News that Environmental Protection Agency administrator Christine Todd Whitman was unaware that her agency had released a potentially explosive report contradicting President Bush's position on global warming was shocking to some, but hardly a surprise. Her latest embarrassment is part of an emerging pattern at EPA, suggesting not isolated cases of internal miscommunication, but a campaign of political sabotage, waged by ideologues within, to undermine both Mrs. Whitman and the Bush administration.

Mrs. Whitman's admission that she only learned about the global warming report "when I read it in the paper," and evident failure to recognize its political ramifications, leant credence to critics on both the left and right, who accuse Mrs. Whitman of being clueless and the administration of being rudderless.

The EPA has interjected itself into three other recent controversies in ways that seem similarly designed to providing ammunition to administration detractors, raising doubts about whether Mrs. Whitman has control over what appears to be a rogue agency.

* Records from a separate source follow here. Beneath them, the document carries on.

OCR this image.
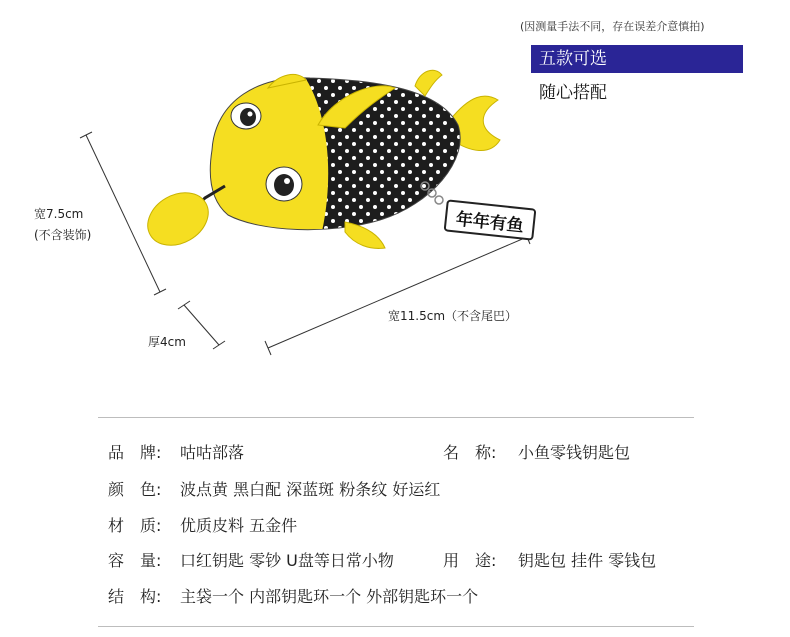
(因测量手法不同，存在误差介意慎拍)
五款可选
随心搭配
年年有鱼
宽7.5cm
(不含装饰)
厚4cm
宽11.5cm（不含尾巴）
品　牌: 咕咕部落	名　称: 小鱼零钱钥匙包
颜　色: 波点黄 黑白配 深蓝斑 粉条纹 好运红
材　质: 优质皮料 五金件
容　量: 口红钥匙 零钞 U盘等日常小物	用　途: 钥匙包 挂件 零钱包
结　构: 主袋一个 内部钥匙环一个 外部钥匙环一个
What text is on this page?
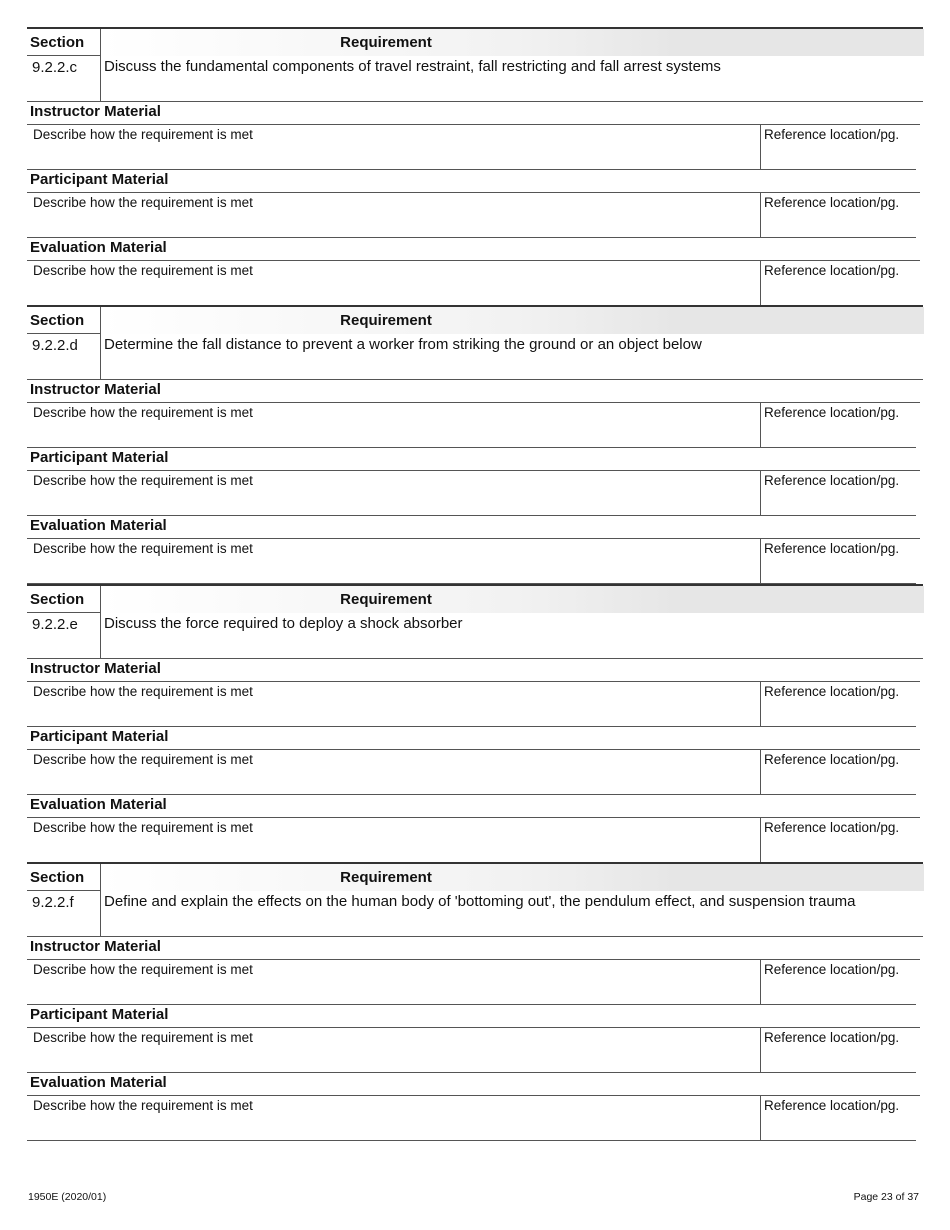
Section	Requirement
9.2.2.c Discuss the fundamental components of travel restraint, fall restricting and fall arrest systems
Instructor Material
Describe how the requirement is met	Reference location/pg.
Participant Material
Describe how the requirement is met	Reference location/pg.
Evaluation Material
Describe how the requirement is met	Reference location/pg.
Section	Requirement
9.2.2.d Determine the fall distance to prevent a worker from striking the ground or an object below
Instructor Material
Describe how the requirement is met	Reference location/pg.
Participant Material
Describe how the requirement is met	Reference location/pg.
Evaluation Material
Describe how the requirement is met	Reference location/pg.
Section	Requirement
9.2.2.e Discuss the force required to deploy a shock absorber
Instructor Material
Describe how the requirement is met	Reference location/pg.
Participant Material
Describe how the requirement is met	Reference location/pg.
Evaluation Material
Describe how the requirement is met	Reference location/pg.
Section	Requirement
9.2.2.f Define and explain the effects on the human body of 'bottoming out', the pendulum effect, and suspension trauma
Instructor Material
Describe how the requirement is met	Reference location/pg.
Participant Material
Describe how the requirement is met	Reference location/pg.
Evaluation Material
Describe how the requirement is met	Reference location/pg.
1950E (2020/01)	Page 23 of 37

In one case, EPA insiders leaked to the media memos opposing Department of Defense efforts to win exemptions from environmental regulations that are hurting military readiness by impeding use of live-fire training ranges. The exemptions are particularly important in the wake of a recent court decision to suspend Navy live-fire training at Farallon de Medinella, a tiny Pacific Ocean atoll, because it violates the Migratory Bird Treaty Act of 1918. The suit, brought by environmental groups, has the potential to shut down virtually any military training facility visited by migratory birds, and is one of many "encroachment" battles the Pentagon is facing on the home front as it wages a war on terrorism abroad.

In the second case, officials in EPA's Denver office publicly criticized the quality of environmental studies done by the Bureau of Land Management related to coal bed methane gas development in Wyoming's Powder River Basin threatening to scuttle one of the most promising new drilling projects in the nation. EPA's "unsatisfactory" rating of BLM's environmental assessments reportedly blindsided and angered Department of Interior officials and handed ammunition to groups working to block the project.

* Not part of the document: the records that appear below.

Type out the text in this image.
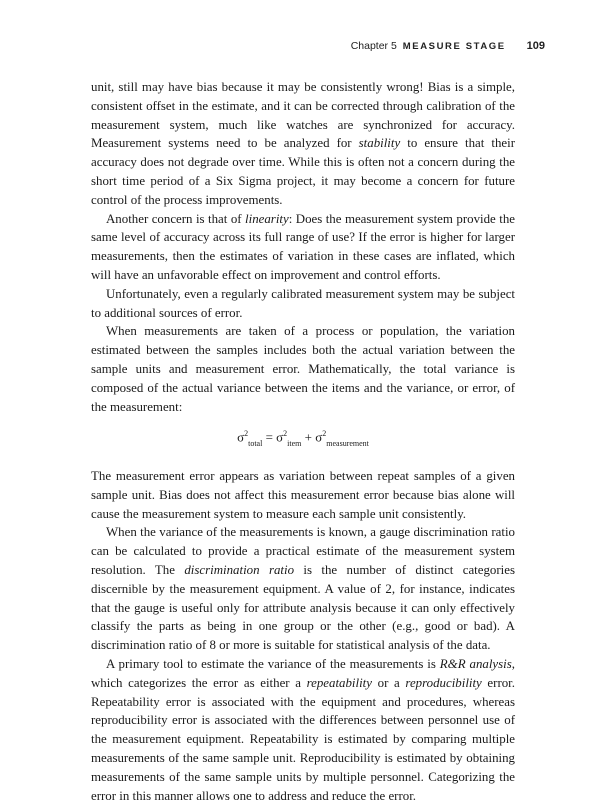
Chapter 5 MEASURE STAGE 109

unit, still may have bias because it may be consistently wrong! Bias is a simple, consistent offset in the estimate, and it can be corrected through calibration of the measurement system, much like watches are synchronized for accuracy. Measurement systems need to be analyzed for stability to ensure that their accuracy does not degrade over time. While this is often not a concern during the short time period of a Six Sigma project, it may become a concern for future control of the process improvements.

Another concern is that of linearity: Does the measurement system provide the same level of accuracy across its full range of use? If the error is higher for larger measurements, then the estimates of variation in these cases are inflated, which will have an unfavorable effect on improvement and control efforts.

Unfortunately, even a regularly calibrated measurement system may be subject to additional sources of error.

When measurements are taken of a process or population, the variation estimated between the samples includes both the actual variation between the sample units and measurement error. Mathematically, the total variance is composed of the actual variance between the items and the variance, or error, of the measurement:

$\sigma^2_{total} = \sigma^2_{item} + \sigma^2_{measurement}$

The measurement error appears as variation between repeat samples of a given sample unit. Bias does not affect this measurement error because bias alone will cause the measurement system to measure each sample unit consistently.

When the variance of the measurements is known, a gauge discrimination ratio can be calculated to provide a practical estimate of the measurement system resolution. The discrimination ratio is the number of distinct categories discernible by the measurement equipment. A value of 2, for instance, indicates that the gauge is useful only for attribute analysis because it can only effectively classify the parts as being in one group or the other (e.g., good or bad). A discrimination ratio of 8 or more is suitable for statistical analysis of the data.

A primary tool to estimate the variance of the measurements is R&R analysis, which categorizes the error as either a repeatability or a reproducibility error. Repeatability error is associated with the equipment and procedures, whereas reproducibility error is associated with the differences between personnel use of the measurement equipment. Repeatability is estimated by comparing multiple measurements of the same sample unit. Reproducibility is estimated by obtaining measurements of the same sample units by multiple personnel. Categorizing the error in this manner allows one to address and reduce the error.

Only days later, in the third case, EPA's Denver office was at it again, this time arguing that Grand Teton and Yellowstone National Parks should be closed to snowmobiles interjecting itself into a Department of Interior decision that many Westerners see as a test of whether the Bush administration will pursue the exclusionist, recreationally correct land policies of the Clinton era. EPA's letter backing a snowmobile ban came as a complete surprise to Mrs. Whitman and a highly displeased Interior Secretary Gale Norton, who sets policy for national parks. The two perhaps by coincidence, perhaps not were having lunch together on the very day that EPA's anti-snowmobile stance hit the papers.

Mrs.Whitman's tenure at EPA has been rocky from the start, when she lurched back and forth on the arsenic in drinking water issue, making a gesture in the direction of caution and common sense before pushing ahead with a Clinton administration standard that will impose huge compliance costs for many cash-strapped U.S. communities with nominal health benefits.

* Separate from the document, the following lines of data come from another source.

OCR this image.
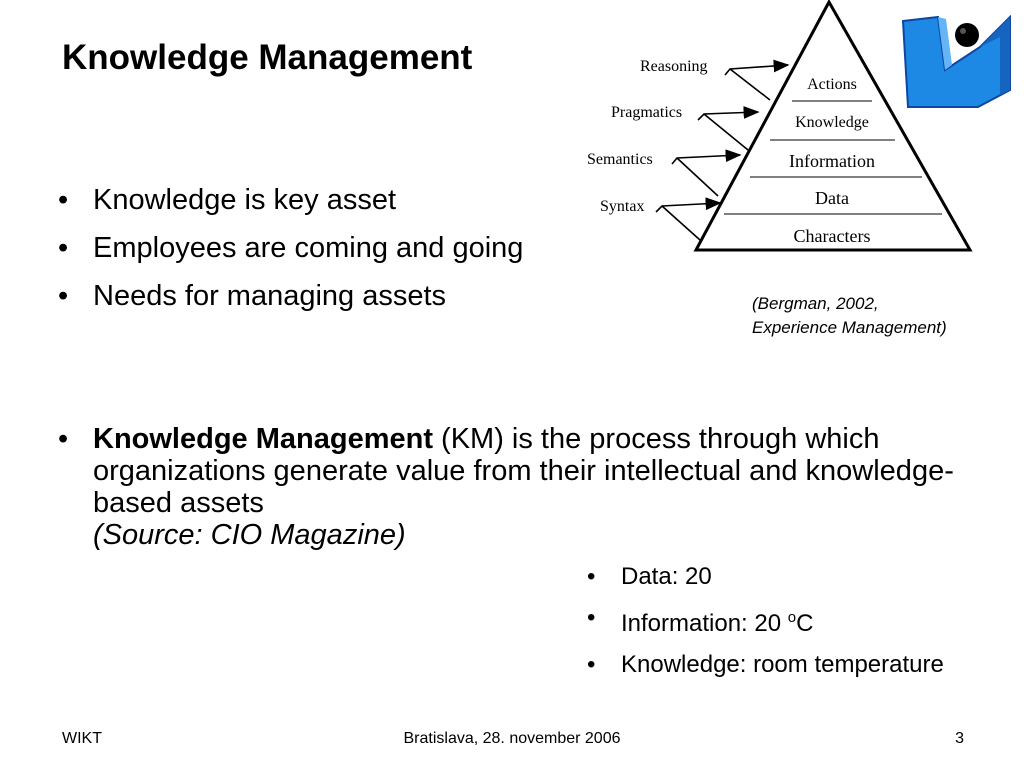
Knowledge Management
• Knowledge is key asset
• Employees are coming and going
• Needs for managing assets	(Bergman, 2002,
Experience Management)
• Knowledge Management (KM) is the process through which organizations generate value from their intellectual and knowledge-based assets
(Source: CIO Magazine)
• Data: 20
• Information: 20 $^o$C
• Knowledge: room temperature
Actions
Knowledge
Information
Data
Characters
Reasoning
Pragmatics
Semantics
Syntax
WIKT	Bratislava, 28. november 2006	3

Yet it is hard to determine whether Mrs. Whitman's erratic performance is the result of her own managerial or philosophical inconsistencies, a lack of consensus and direction at the top of the Bush administration on environmental issues, or the fact that she's riding a tiger EPA that won't be tamed.

The agency is brimming over with more than its share of crusaders who, with arrogance typical of the type, seem to believe that they know best what is best for America.

Mrs. Whitman by all appearances has had a hard time imposing internal order, resulting in several high profile, politically damaging mutinies. One Clinton-era holdover that headed the agency's enforcement division left in a public huff, accusing the administration of setting the polluters loose on the United States. And another, its ombudsman, resigned after accusing Mrs. Whitman of having a conflict of interest involving a Colorado Superfund site.

These actions, combined with the fact that so many of them have caught Mrs. Whitman by surprise, seems to suggest that EPA's career crusaders intend to advance their own agendas independent of the administration's. So if Mrs. Whitman can't or won't tame the tiger, and impose some order and discipline on her rogue EPA underlings, than perhaps it is time for the White House to bring in someone who can.


Sean Paige is an adjunct fellow at the Competitive Enterprise Institute.